企業幹部を狙う巧妙な二段階攻撃
企業幹部を標的とした新たな高度なフィッシングキャンペーンが確認されました。この攻撃は、認証情報の窃取と情報窃取型マルウェアの展開を組み合わせた二段構えの手法です。Trustwave MailMarshalのサイバーセキュリティ研究者によって特定された「エグゼクティブ・アワード」詐欺は、認証情報の収集と高度なマルウェア展開を組み合わせることで、ソーシャルエンジニアリング戦術の進化を示しています。

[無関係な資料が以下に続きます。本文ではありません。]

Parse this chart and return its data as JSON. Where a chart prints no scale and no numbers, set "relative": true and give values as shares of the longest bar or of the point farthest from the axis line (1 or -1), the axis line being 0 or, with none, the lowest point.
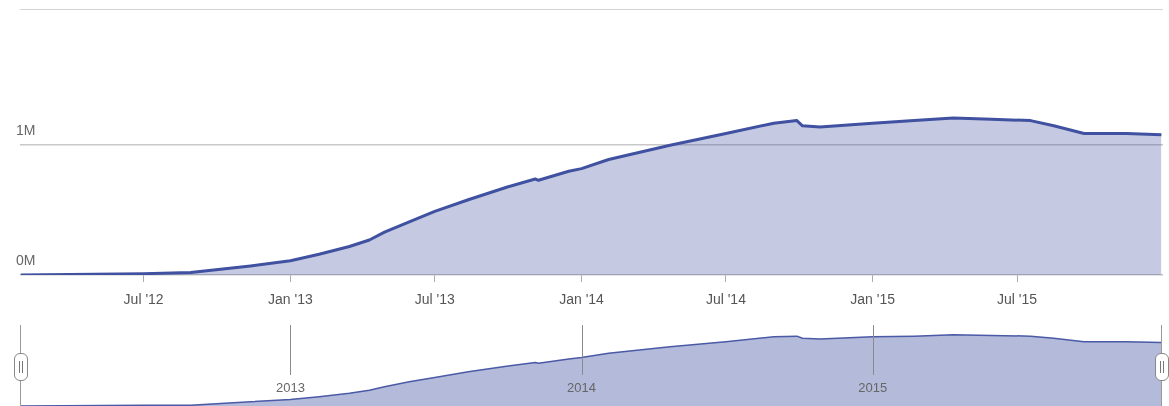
{
  "chart_data": [
    {
      "type": "area",
      "x": [
        "2012-01-29",
        "2012-07-01",
        "2012-08-29",
        "2012-11-12",
        "2013-01-01",
        "2013-02-06",
        "2013-03-16",
        "2013-04-10",
        "2013-04-29",
        "2013-05-30",
        "2013-07-01",
        "2013-08-12",
        "2013-10-01",
        "2013-11-04",
        "2013-11-08",
        "2013-12-16",
        "2014-01-01",
        "2014-02-04",
        "2014-04-22",
        "2014-07-01",
        "2014-08-30",
        "2014-09-28",
        "2014-10-05",
        "2014-10-27",
        "2015-01-01",
        "2015-02-22",
        "2015-04-12",
        "2015-05-30",
        "2015-07-18",
        "2015-08-16",
        "2015-09-23",
        "2015-11-15",
        "2015-12-29"
      ],
      "values": [
        0,
        0.01,
        0.02,
        0.07,
        0.11,
        0.16,
        0.22,
        0.27,
        0.33,
        0.41,
        0.49,
        0.58,
        0.68,
        0.74,
        0.73,
        0.8,
        0.82,
        0.89,
        1.0,
        1.09,
        1.17,
        1.19,
        1.15,
        1.14,
        1.17,
        1.19,
        1.21,
        1.2,
        1.19,
        1.15,
        1.09,
        1.09,
        1.08
      ],
      "color": "#3f51a0",
      "xlim": [
        "2012-01-28",
        "2015-12-31"
      ],
      "xticks": [
        {
          "value": "2012-07-01",
          "label": "Jul '12"
        },
        {
          "value": "2013-01-01",
          "label": "Jan '13"
        },
        {
          "value": "2013-07-01",
          "label": "Jul '13"
        },
        {
          "value": "2014-01-01",
          "label": "Jan '14"
        },
        {
          "value": "2014-07-01",
          "label": "Jul '14"
        },
        {
          "value": "2015-01-01",
          "label": "Jan '15"
        },
        {
          "value": "2015-07-01",
          "label": "Jul '15"
        }
      ],
      "ylim": [
        0,
        2.05
      ],
      "yticks": [
        {
          "value": 0,
          "label": "0M"
        },
        {
          "value": 1,
          "label": "1M"
        }
      ],
      "grid": "y"
    },
    {
      "type": "area",
      "relative": true,
      "x": [
        "2012-01-29",
        "2012-07-01",
        "2012-08-29",
        "2012-11-12",
        "2013-01-01",
        "2013-02-06",
        "2013-03-16",
        "2013-04-10",
        "2013-04-29",
        "2013-05-30",
        "2013-07-01",
        "2013-08-12",
        "2013-10-01",
        "2013-11-04",
        "2013-11-08",
        "2013-12-16",
        "2014-01-01",
        "2014-02-04",
        "2014-04-22",
        "2014-07-01",
        "2014-08-30",
        "2014-09-28",
        "2014-10-05",
        "2014-10-27",
        "2015-01-01",
        "2015-02-22",
        "2015-04-12",
        "2015-05-30",
        "2015-07-18",
        "2015-08-16",
        "2015-09-23",
        "2015-11-15",
        "2015-12-29"
      ],
      "values": [
        0,
        0.01,
        0.01,
        0.06,
        0.09,
        0.13,
        0.18,
        0.22,
        0.27,
        0.34,
        0.4,
        0.48,
        0.56,
        0.61,
        0.6,
        0.66,
        0.68,
        0.74,
        0.83,
        0.9,
        0.97,
        0.98,
        0.95,
        0.94,
        0.97,
        0.98,
        1.0,
        0.99,
        0.98,
        0.95,
        0.9,
        0.9,
        0.89
      ],
      "color": "#4a5aa6",
      "xlim": [
        "2012-01-28",
        "2015-12-31"
      ],
      "xticks": [
        {
          "value": "2013-01-01",
          "label": "2013"
        },
        {
          "value": "2014-01-01",
          "label": "2014"
        },
        {
          "value": "2015-01-01",
          "label": "2015"
        }
      ],
      "grid": "x"
    }
  ]
}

「エグゼクティブ・アワード」を装ったフィッシングの手口
このキャンペーンは、「Cartier Recognition Program」を装った巧妙なフィッシングメールから始まります。このメールは、被害者に「役員表彰」を提示し、正当に見えるようにパーソナライズされた詳細を含むパスワード保護されたZIPファイルが添付されています。受信者には、賞品を受け取るために添付の「安全なデジタルパッケージ」を開くよう促されます。この初期の誘引は、二段階攻撃シーケンスへの入り口となります。最初の段階では、「Virtual-Gift-Card-Claim.html」という単独のHTMLフィッシングページが展開され、被害者自身のドメインのウェブメールログインインターフェースを偽装します。疑うことを知らない幹部が認証情報を入力すると、その情報は直ちにTelegramのコマンド&コントロール(C2)チャネルに流出し、攻撃者は企業メールアカウント、さらには広範なネットワークへの即時アクセス権を得ることができます。

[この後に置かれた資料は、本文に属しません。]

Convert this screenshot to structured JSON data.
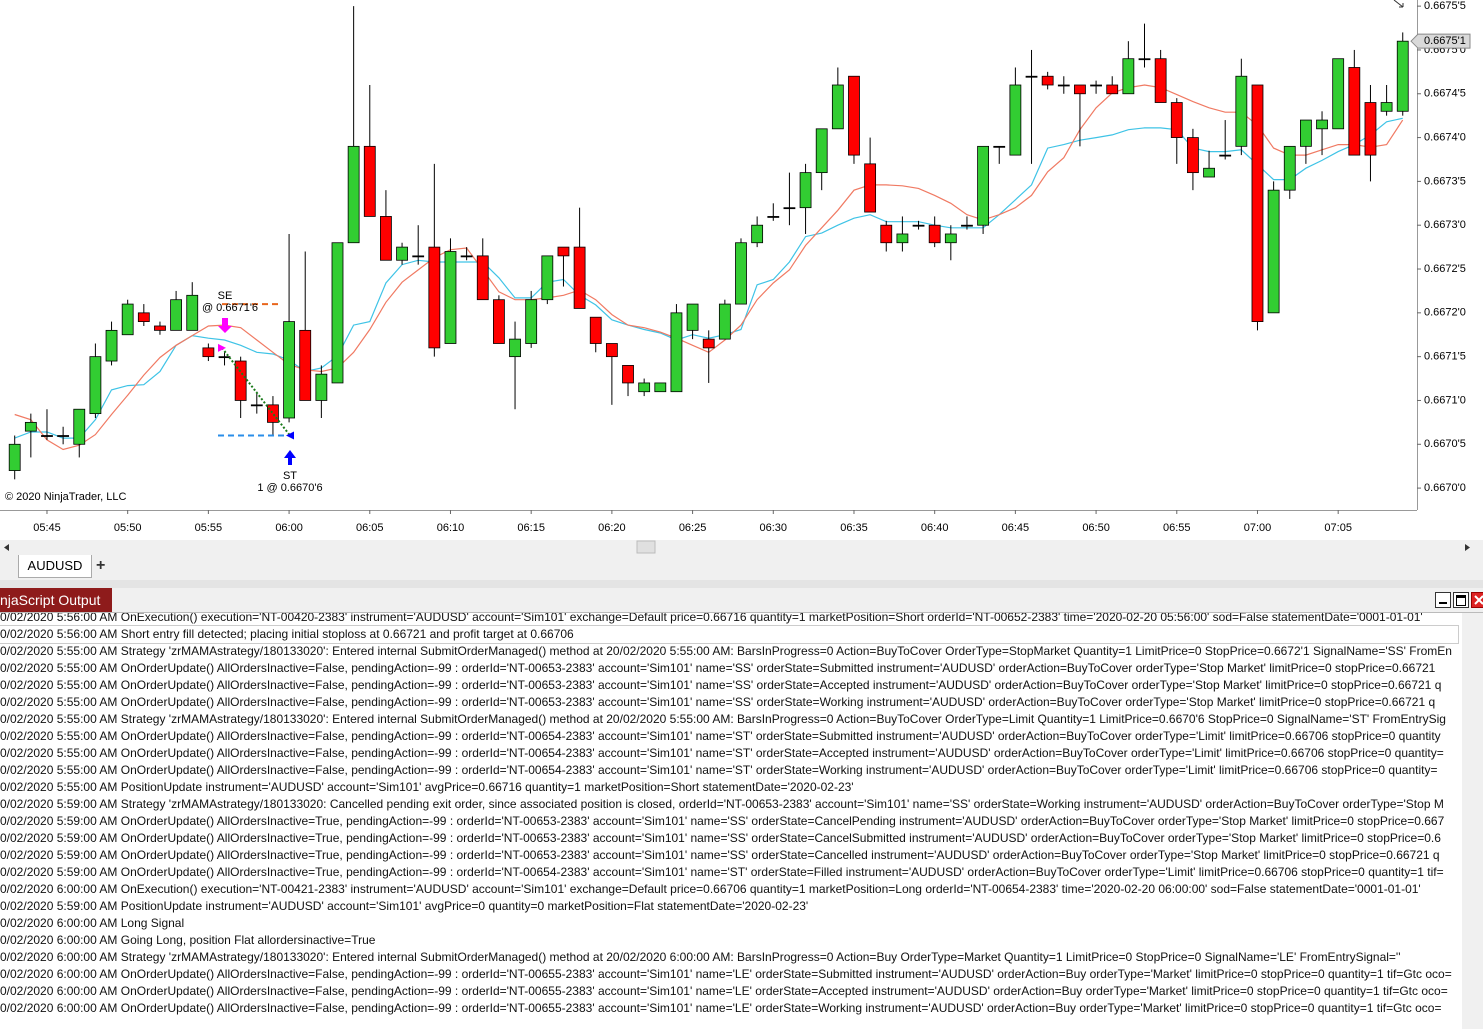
{
  "chart_data": {
    "type": "candlestick",
    "copyright": "© 2020 NinjaTrader, LLC",
    "categories": [
      null,
      null,
      "05:45",
      null,
      null,
      null,
      null,
      "05:50",
      null,
      null,
      null,
      null,
      "05:55",
      null,
      null,
      null,
      null,
      "06:00",
      null,
      null,
      null,
      null,
      "06:05",
      null,
      null,
      null,
      null,
      "06:10",
      null,
      null,
      null,
      null,
      "06:15",
      null,
      null,
      null,
      null,
      "06:20",
      null,
      null,
      null,
      null,
      "06:25",
      null,
      null,
      null,
      null,
      "06:30",
      null,
      null,
      null,
      null,
      "06:35",
      null,
      null,
      null,
      null,
      "06:40",
      null,
      null,
      null,
      null,
      "06:45",
      null,
      null,
      null,
      null,
      "06:50",
      null,
      null,
      null,
      null,
      "06:55",
      null,
      null,
      null,
      null,
      "07:00",
      null,
      null,
      null,
      null,
      "07:05",
      null,
      null,
      null,
      null
    ],
    "open": [
      0.66702,
      0.667065,
      0.66706,
      0.66706,
      0.66705,
      0.667085,
      0.667145,
      0.667175,
      0.6672,
      0.667185,
      0.66718,
      0.66718,
      0.66716,
      0.66715,
      0.667145,
      0.667095,
      0.667095,
      0.66708,
      0.66718,
      0.6671,
      0.66712,
      0.66728,
      0.66739,
      0.66731,
      0.66726,
      0.667265,
      0.667275,
      0.667165,
      0.667265,
      0.667265,
      0.667215,
      0.66715,
      0.667165,
      0.667215,
      0.667275,
      0.667275,
      0.667195,
      0.667165,
      0.66714,
      0.66711,
      0.66711,
      0.66711,
      0.66718,
      0.66717,
      0.66717,
      0.66721,
      0.66728,
      0.66731,
      0.66732,
      0.66732,
      0.66736,
      0.66741,
      0.66747,
      0.66737,
      0.6673,
      0.66728,
      0.6673,
      0.6673,
      0.66728,
      0.6673,
      0.6673,
      0.66739,
      0.66738,
      0.66747,
      0.66747,
      0.66746,
      0.66746,
      0.66746,
      0.66746,
      0.66745,
      0.66749,
      0.66749,
      0.66744,
      0.6674,
      0.667355,
      0.66738,
      0.66739,
      0.66746,
      0.6672,
      0.66734,
      0.66739,
      0.66741,
      0.66741,
      0.66748,
      0.66744,
      0.66743,
      0.66743
    ],
    "high": [
      0.66706,
      0.667085,
      0.66709,
      0.66707,
      0.66709,
      0.667165,
      0.66719,
      0.667215,
      0.66721,
      0.66719,
      0.667225,
      0.667235,
      0.667165,
      0.667155,
      0.66715,
      0.66711,
      0.667105,
      0.66729,
      0.66727,
      0.66714,
      0.66728,
      0.66755,
      0.66746,
      0.66734,
      0.66728,
      0.6673,
      0.66737,
      0.667285,
      0.667275,
      0.667285,
      0.66722,
      0.66719,
      0.667225,
      0.667265,
      0.667275,
      0.66732,
      0.667195,
      0.667165,
      0.66714,
      0.667125,
      0.66712,
      0.66721,
      0.66721,
      0.66718,
      0.667215,
      0.667285,
      0.66731,
      0.667325,
      0.66736,
      0.66737,
      0.66741,
      0.66748,
      0.66747,
      0.6674,
      0.667305,
      0.66731,
      0.667305,
      0.66731,
      0.6673,
      0.66731,
      0.66739,
      0.66739,
      0.66748,
      0.6675,
      0.667475,
      0.66747,
      0.66746,
      0.667465,
      0.66747,
      0.66751,
      0.66753,
      0.6675,
      0.667445,
      0.66741,
      0.667385,
      0.66742,
      0.66749,
      0.66746,
      0.66735,
      0.66739,
      0.66742,
      0.66743,
      0.66749,
      0.6675,
      0.66746,
      0.66746,
      0.66752
    ],
    "low": [
      0.66701,
      0.667035,
      0.667055,
      0.66705,
      0.667035,
      0.66708,
      0.66714,
      0.667175,
      0.667185,
      0.667175,
      0.66718,
      0.66718,
      0.667145,
      0.66714,
      0.66708,
      0.667085,
      0.66706,
      0.667075,
      0.6671,
      0.66708,
      0.66712,
      0.66728,
      0.66731,
      0.66726,
      0.667255,
      0.667255,
      0.66715,
      0.667165,
      0.66726,
      0.667215,
      0.667165,
      0.66709,
      0.66716,
      0.66721,
      0.66723,
      0.667205,
      0.667155,
      0.667095,
      0.667105,
      0.667105,
      0.66711,
      0.66711,
      0.66717,
      0.66712,
      0.66717,
      0.66721,
      0.667275,
      0.667305,
      0.6673,
      0.66729,
      0.66734,
      0.66741,
      0.66737,
      0.667315,
      0.66727,
      0.66727,
      0.667295,
      0.667275,
      0.66726,
      0.667295,
      0.66729,
      0.66737,
      0.66738,
      0.66737,
      0.667455,
      0.66745,
      0.66739,
      0.66745,
      0.66745,
      0.66745,
      0.66748,
      0.66744,
      0.66737,
      0.66734,
      0.667355,
      0.667375,
      0.66738,
      0.66718,
      0.6672,
      0.66733,
      0.66737,
      0.66738,
      0.66741,
      0.66738,
      0.66735,
      0.667425,
      0.667425
    ],
    "close": [
      0.66705,
      0.667075,
      0.66706,
      0.66706,
      0.66709,
      0.66715,
      0.66718,
      0.66721,
      0.66719,
      0.66718,
      0.667215,
      0.66722,
      0.66715,
      0.66715,
      0.6671,
      0.667095,
      0.667075,
      0.66719,
      0.6671,
      0.66713,
      0.66728,
      0.66739,
      0.66731,
      0.66726,
      0.667275,
      0.667265,
      0.66716,
      0.66727,
      0.667265,
      0.667215,
      0.667165,
      0.66717,
      0.667215,
      0.667265,
      0.667265,
      0.667205,
      0.667165,
      0.66715,
      0.66712,
      0.66712,
      0.66712,
      0.6672,
      0.66721,
      0.66716,
      0.66721,
      0.66728,
      0.6673,
      0.66731,
      0.66732,
      0.66736,
      0.66741,
      0.66746,
      0.66738,
      0.667315,
      0.66728,
      0.66729,
      0.6673,
      0.66728,
      0.66729,
      0.6673,
      0.66739,
      0.66739,
      0.66746,
      0.66747,
      0.66746,
      0.66746,
      0.66745,
      0.66746,
      0.66745,
      0.66749,
      0.66749,
      0.66744,
      0.6674,
      0.66736,
      0.667365,
      0.66738,
      0.66747,
      0.66719,
      0.66734,
      0.66739,
      0.66742,
      0.66742,
      0.66749,
      0.66738,
      0.66738,
      0.66744,
      0.66751
    ],
    "up_color": "#32cd32",
    "down_color": "#ff0000",
    "series": [
      {
        "color": "#3ec3e6",
        "values": [
          0.667057,
          0.667064,
          0.667064,
          0.667057,
          0.667057,
          0.667078,
          0.667112,
          0.667117,
          0.667118,
          0.667133,
          0.667163,
          0.667174,
          0.667171,
          0.667169,
          0.667163,
          0.667155,
          0.667153,
          0.667146,
          0.667133,
          0.667137,
          0.667151,
          0.667186,
          0.66719,
          0.667234,
          0.667255,
          0.66726,
          0.667258,
          0.667258,
          0.667258,
          0.667258,
          0.66724,
          0.667217,
          0.667217,
          0.667235,
          0.667238,
          0.66722,
          0.667209,
          0.667192,
          0.667186,
          0.667181,
          0.667177,
          0.667169,
          0.667175,
          0.667171,
          0.667175,
          0.667181,
          0.667232,
          0.667238,
          0.667258,
          0.667287,
          0.667291,
          0.6673,
          0.667308,
          0.667312,
          0.667304,
          0.667304,
          0.667304,
          0.6673,
          0.667297,
          0.667297,
          0.667297,
          0.667312,
          0.667329,
          0.667346,
          0.667388,
          0.667392,
          0.667397,
          0.6674,
          0.667403,
          0.667409,
          0.667411,
          0.667411,
          0.667409,
          0.667388,
          0.667384,
          0.667384,
          0.667386,
          0.667369,
          0.667352,
          0.667352,
          0.667365,
          0.667374,
          0.667384,
          0.667392,
          0.667403,
          0.667418,
          0.667422
        ]
      },
      {
        "color": "#f07a63",
        "values": [
          0.667084,
          0.667078,
          0.667055,
          0.667044,
          0.667049,
          0.667061,
          0.667084,
          0.667106,
          0.667129,
          0.667149,
          0.667163,
          0.667174,
          0.667185,
          0.667186,
          0.667183,
          0.667169,
          0.667155,
          0.667141,
          0.667135,
          0.667133,
          0.667137,
          0.667155,
          0.667181,
          0.667212,
          0.667235,
          0.667249,
          0.667263,
          0.667272,
          0.667274,
          0.667249,
          0.667224,
          0.667215,
          0.667215,
          0.667217,
          0.66722,
          0.667226,
          0.667215,
          0.667198,
          0.667186,
          0.667183,
          0.667178,
          0.667171,
          0.667163,
          0.667155,
          0.667169,
          0.667186,
          0.667215,
          0.667234,
          0.667249,
          0.667277,
          0.667297,
          0.667317,
          0.66734,
          0.667346,
          0.667346,
          0.667345,
          0.667342,
          0.667334,
          0.667325,
          0.667312,
          0.667306,
          0.667312,
          0.66732,
          0.667334,
          0.667361,
          0.667377,
          0.667409,
          0.667434,
          0.667451,
          0.667457,
          0.66746,
          0.667457,
          0.667449,
          0.667441,
          0.667434,
          0.667429,
          0.667429,
          0.667414,
          0.667388,
          0.66738,
          0.66738,
          0.667386,
          0.667392,
          0.667392,
          0.667389,
          0.667392,
          0.66742
        ]
      }
    ],
    "ylim": [
      0.666975,
      0.667557
    ],
    "yticks": [
      {
        "value": 0.66755,
        "label": "0.6675'5"
      },
      {
        "value": 0.6675,
        "label": "0.6675'0"
      },
      {
        "value": 0.66745,
        "label": "0.6674'5"
      },
      {
        "value": 0.6674,
        "label": "0.6674'0"
      },
      {
        "value": 0.66735,
        "label": "0.6673'5"
      },
      {
        "value": 0.6673,
        "label": "0.6673'0"
      },
      {
        "value": 0.66725,
        "label": "0.6672'5"
      },
      {
        "value": 0.6672,
        "label": "0.6672'0"
      },
      {
        "value": 0.66715,
        "label": "0.6671'5"
      },
      {
        "value": 0.6671,
        "label": "0.6671'0"
      },
      {
        "value": 0.66705,
        "label": "0.6670'5"
      },
      {
        "value": 0.667,
        "label": "0.6670'0"
      }
    ],
    "last_price": {
      "value": 0.66751,
      "label": "0.6675'1"
    },
    "entry": {
      "signal": "SE",
      "price": 0.66716,
      "label": "@ 0.6671'6"
    },
    "exit": {
      "signal": "ST",
      "price": 0.66706,
      "label": "1 @ 0.6670'6"
    },
    "stop_level": 0.66721,
    "target_level": 0.66706
  },
  "tabs": {
    "instrument": "AUDUSD",
    "add": "+"
  },
  "output": {
    "title": "njaScript Output",
    "lines": [
      "0/02/2020 5:56:00 AM OnExecution() execution='NT-00420-2383' instrument='AUDUSD' account='Sim101' exchange=Default price=0.66716 quantity=1 marketPosition=Short orderId='NT-00652-2383' time='2020-02-20 05:56:00' sod=False statementDate='0001-01-01'",
      "0/02/2020 5:56:00 AM Short entry fill detected; placing initial stoploss at 0.66721 and profit target at 0.66706",
      "0/02/2020 5:55:00 AM Strategy 'zrMAMAstrategy/180133020': Entered internal SubmitOrderManaged() method at 20/02/2020 5:55:00 AM: BarsInProgress=0 Action=BuyToCover OrderType=StopMarket Quantity=1 LimitPrice=0 StopPrice=0.6672'1 SignalName='SS' FromEn",
      "0/02/2020 5:55:00 AM OnOrderUpdate() AllOrdersInactive=False, pendingAction=-99 : orderId='NT-00653-2383' account='Sim101' name='SS' orderState=Submitted instrument='AUDUSD' orderAction=BuyToCover orderType='Stop Market' limitPrice=0 stopPrice=0.66721",
      "0/02/2020 5:55:00 AM OnOrderUpdate() AllOrdersInactive=False, pendingAction=-99 : orderId='NT-00653-2383' account='Sim101' name='SS' orderState=Accepted instrument='AUDUSD' orderAction=BuyToCover orderType='Stop Market' limitPrice=0 stopPrice=0.66721 q",
      "0/02/2020 5:55:00 AM OnOrderUpdate() AllOrdersInactive=False, pendingAction=-99 : orderId='NT-00653-2383' account='Sim101' name='SS' orderState=Working instrument='AUDUSD' orderAction=BuyToCover orderType='Stop Market' limitPrice=0 stopPrice=0.66721 q",
      "0/02/2020 5:55:00 AM Strategy 'zrMAMAstrategy/180133020': Entered internal SubmitOrderManaged() method at 20/02/2020 5:55:00 AM: BarsInProgress=0 Action=BuyToCover OrderType=Limit Quantity=1 LimitPrice=0.6670'6 StopPrice=0 SignalName='ST' FromEntrySig",
      "0/02/2020 5:55:00 AM OnOrderUpdate() AllOrdersInactive=False, pendingAction=-99 : orderId='NT-00654-2383' account='Sim101' name='ST' orderState=Submitted instrument='AUDUSD' orderAction=BuyToCover orderType='Limit' limitPrice=0.66706 stopPrice=0 quantity",
      "0/02/2020 5:55:00 AM OnOrderUpdate() AllOrdersInactive=False, pendingAction=-99 : orderId='NT-00654-2383' account='Sim101' name='ST' orderState=Accepted instrument='AUDUSD' orderAction=BuyToCover orderType='Limit' limitPrice=0.66706 stopPrice=0 quantity=",
      "0/02/2020 5:55:00 AM OnOrderUpdate() AllOrdersInactive=False, pendingAction=-99 : orderId='NT-00654-2383' account='Sim101' name='ST' orderState=Working instrument='AUDUSD' orderAction=BuyToCover orderType='Limit' limitPrice=0.66706 stopPrice=0 quantity=",
      "0/02/2020 5:55:00 AM PositionUpdate instrument='AUDUSD' account='Sim101' avgPrice=0.66716 quantity=1 marketPosition=Short statementDate='2020-02-23'",
      "0/02/2020 5:59:00 AM Strategy 'zrMAMAstrategy/180133020: Cancelled pending exit order, since associated position is closed, orderId='NT-00653-2383' account='Sim101' name='SS' orderState=Working instrument='AUDUSD' orderAction=BuyToCover orderType='Stop M",
      "0/02/2020 5:59:00 AM OnOrderUpdate() AllOrdersInactive=True, pendingAction=-99 : orderId='NT-00653-2383' account='Sim101' name='SS' orderState=CancelPending instrument='AUDUSD' orderAction=BuyToCover orderType='Stop Market' limitPrice=0 stopPrice=0.667",
      "0/02/2020 5:59:00 AM OnOrderUpdate() AllOrdersInactive=True, pendingAction=-99 : orderId='NT-00653-2383' account='Sim101' name='SS' orderState=CancelSubmitted instrument='AUDUSD' orderAction=BuyToCover orderType='Stop Market' limitPrice=0 stopPrice=0.6",
      "0/02/2020 5:59:00 AM OnOrderUpdate() AllOrdersInactive=True, pendingAction=-99 : orderId='NT-00653-2383' account='Sim101' name='SS' orderState=Cancelled instrument='AUDUSD' orderAction=BuyToCover orderType='Stop Market' limitPrice=0 stopPrice=0.66721 q",
      "0/02/2020 5:59:00 AM OnOrderUpdate() AllOrdersInactive=True, pendingAction=-99 : orderId='NT-00654-2383' account='Sim101' name='ST' orderState=Filled instrument='AUDUSD' orderAction=BuyToCover orderType='Limit' limitPrice=0.66706 stopPrice=0 quantity=1 tif=",
      "0/02/2020 6:00:00 AM OnExecution() execution='NT-00421-2383' instrument='AUDUSD' account='Sim101' exchange=Default price=0.66706 quantity=1 marketPosition=Long orderId='NT-00654-2383' time='2020-02-20 06:00:00' sod=False statementDate='0001-01-01'",
      "0/02/2020 5:59:00 AM PositionUpdate instrument='AUDUSD' account='Sim101' avgPrice=0 quantity=0 marketPosition=Flat statementDate='2020-02-23'",
      "0/02/2020 6:00:00 AM Long Signal",
      "0/02/2020 6:00:00 AM Going Long, position Flat allordersinactive=True",
      "0/02/2020 6:00:00 AM Strategy 'zrMAMAstrategy/180133020': Entered internal SubmitOrderManaged() method at 20/02/2020 6:00:00 AM: BarsInProgress=0 Action=Buy OrderType=Market Quantity=1 LimitPrice=0 StopPrice=0 SignalName='LE' FromEntrySignal=''",
      "0/02/2020 6:00:00 AM OnOrderUpdate() AllOrdersInactive=False, pendingAction=-99 : orderId='NT-00655-2383' account='Sim101' name='LE' orderState=Submitted instrument='AUDUSD' orderAction=Buy orderType='Market' limitPrice=0 stopPrice=0 quantity=1 tif=Gtc oco=",
      "0/02/2020 6:00:00 AM OnOrderUpdate() AllOrdersInactive=False, pendingAction=-99 : orderId='NT-00655-2383' account='Sim101' name='LE' orderState=Accepted instrument='AUDUSD' orderAction=Buy orderType='Market' limitPrice=0 stopPrice=0 quantity=1 tif=Gtc oco=",
      "0/02/2020 6:00:00 AM OnOrderUpdate() AllOrdersInactive=False, pendingAction=-99 : orderId='NT-00655-2383' account='Sim101' name='LE' orderState=Working instrument='AUDUSD' orderAction=Buy orderType='Market' limitPrice=0 stopPrice=0 quantity=1 tif=Gtc oco="
    ]
  }
}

ClickFix技術によるStealeriumマルウェアの配布
第二段階では、「ClickFix」として知られる欺瞞的な技術を悪用し、Stealerium情報窃取マルウェアをインストールします。被害者は「account-verification-form.svg」という悪意のあるSVGファイルに遭遇します。これは、「Aw, Snap! Something went wrong.」(「あれ、エラーが発生しました」)という偽のGoogle Chromeエラーメッセージを表示します。この詐欺的なエラーは、ブラウザのトラブルシューティングメッセージに対するユーザーの信頼を悪用するソーシャルエンジニアリングの手法であり、PowerShellの「修正」コマンドを実行するよう指示します。被害者が提案されたコマンドを実行すると、彼らは知らず知らずのうちに、複数のローダー段階を経てStealeriumをダウンロードしインストールする高度なPowerShellチェーンをトリガーします。このClickFixアプローチは、単純な画像ダウンロードをユーザー主導のコード実行へと変え、自動マルウェアインストールを検出する可能性のある従来のセキュリティ制御を回避します。
Stealeriumマルウェアの機能と攻撃インフラ
Stealeriumは、感染したマシンからブラウザのパスワード、暗号通貨ウォレット、システム情報、その他の機密データを収集できるオープンソースの情報窃取マルウェアです。窃取された情報は攻撃者によって制御されるサーバーに送信され、サイバー犯罪者は被害者の包括的なプロファイルと、金融口座への潜在的なアクセス権を得ることができます。研究者たちは、CMDスクリプト、HTAファイル、実行可能ファイル、DLL、PowerShellスクリプト、バッチファイルなど、さまざまなペイロード段階を提供する複数のエンドポイントをホストするIPアドレス 31.57.147.77 を中心とした攻撃インフラを特定しました。このキャンペーンでは、フィッシングで得た認証情報の流出用とStealeriumデータ用の2つの異なるTelegramボットチャネルを使用しており、分割された運用セキュリティアプローチが示されています。
組織のための保護推奨事項
Stealeriumのコマンド&コントロールサーバーは、感染システムと攻撃者インフラ間の通信を保護するために、ハードコードされた暗号化キー「StealeriumC2SecretKey123」を使用しています。アプリケーションのホワイトリスト化とPowerShellの実行制限を実装することで、たとえユーザーがソーシャルエンジニアリングによって攻撃を試みさせられたとしても、ClickFix技術が成功するのを防ぐことができます。組織は、この脅威に対して多層防御を実装すべきです。
- メールセキュリティフィルターは、特にパスワード保護されたアーカイブやHTMLファイルなど、疑わしい添付ファイルを検出するように設定する必要があります。
- 従業員向けのセキュリティ意識向上トレーニングでは、身に覚えのない賞品や認証情報窃取の試みにおける危険信号を強調すべきです。
- セキュリティチームは、悪意のあるファイルハッシュや攻撃者のIPインフラを含む、特定された侵害の痕跡(IoC)をブロックする必要があります。